Significant potential also exists to leverage household objects to gather data about users. Doing so can provide insights into the users' health state and track changes over time. For example, in 2018, Google filed a patent that describes using optical sensors to monitor and track changes in an individual's appearance to help reduce the risk of heart disease. Elsewhere, researchers at NeuraMetrix have developed a method to diagnose early symptoms of neurodegenerative diseases such as Huntington's and Alzheimer's from a keyboard-user's typing cadence. These examples demonstrate how data from household devices can provide early indications of serious diseases.
Implications
By enabling more devices to gather data about users, the connected home can enable more personalized and accurate health insights. As demand for personalized health care increases, demand for health-related smart home technologies is likely to increase too. Demand for these technologies is likely to be further compounded by the aging populations of many developed countries, such as the United States, South Korea, and Japan.
Manufacturers must overcome compatibility issues in order to capitalize on the full potential of health-related data. For example, data from a computer keyboard are unlikely alone to provide a complete view of the user's health status. However, if data from the keyboard can integrate with data from several other devices, this larger data set is likely to provide a coherent and comprehensive picture of the user's health—especially if these data are processed by machine-learning algorithms trained on data from thousands of other connected homes.
However, the personal nature of health and medical information raises potential privacy concerns for consumers.

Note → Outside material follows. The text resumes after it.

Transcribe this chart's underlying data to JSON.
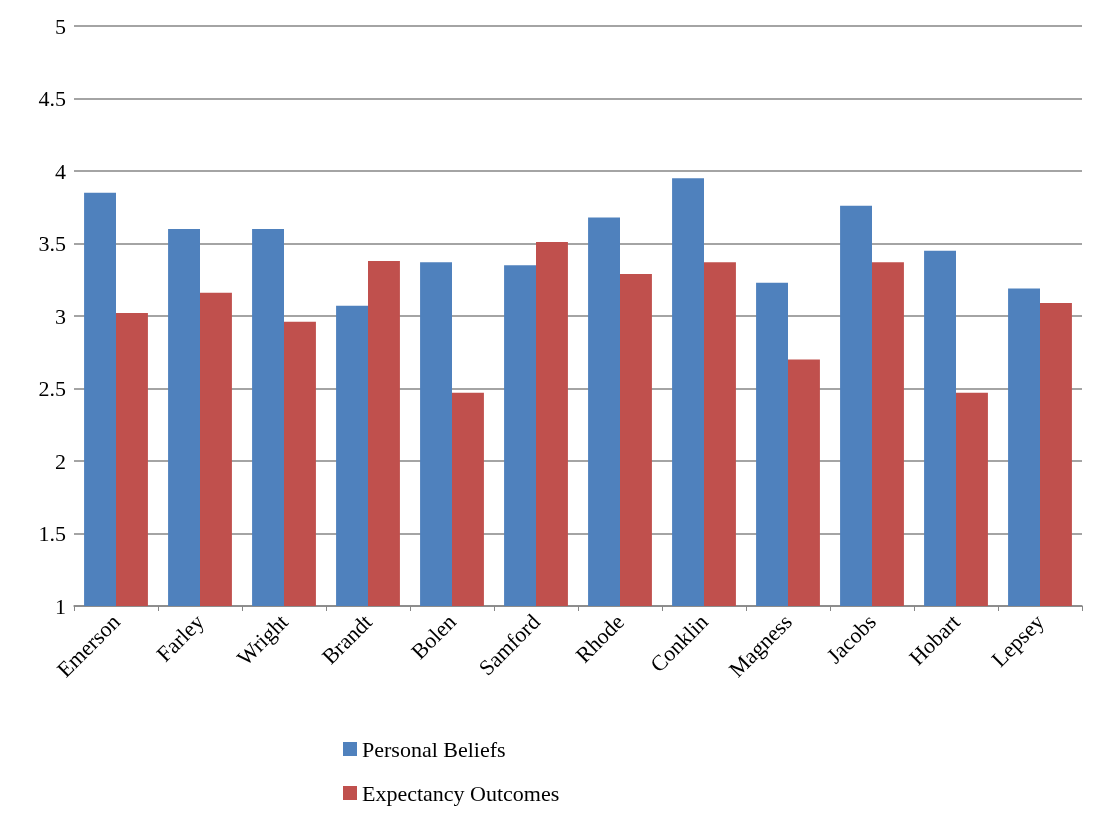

Enabling devices to access private medical information increases the possibility of headline-grabbing data breaches that may hinder adoption. Further, consumers may be wary of adopting smart-home technologies that enable such granular data gathering as to record their every move at home.
Impacts/Disruptions
The connected home has the potential to disrupt health care in several ways. Data from Internet of Things (IoT) devices could enable early diagnosis of serious diseases, such as cancer, heart disease, and Alzheimer's, enabling earlier intervention and potentially halting disease progression. Such early interventions could potentially reduce health-care costs, because preventive interventions are often less costly than curative treatments. Health insurance is also likely to see effects: Not only will earlier intervention reduce health-care costs, but data from IoT devices could inform policy providers and enable more accurate risk calculation.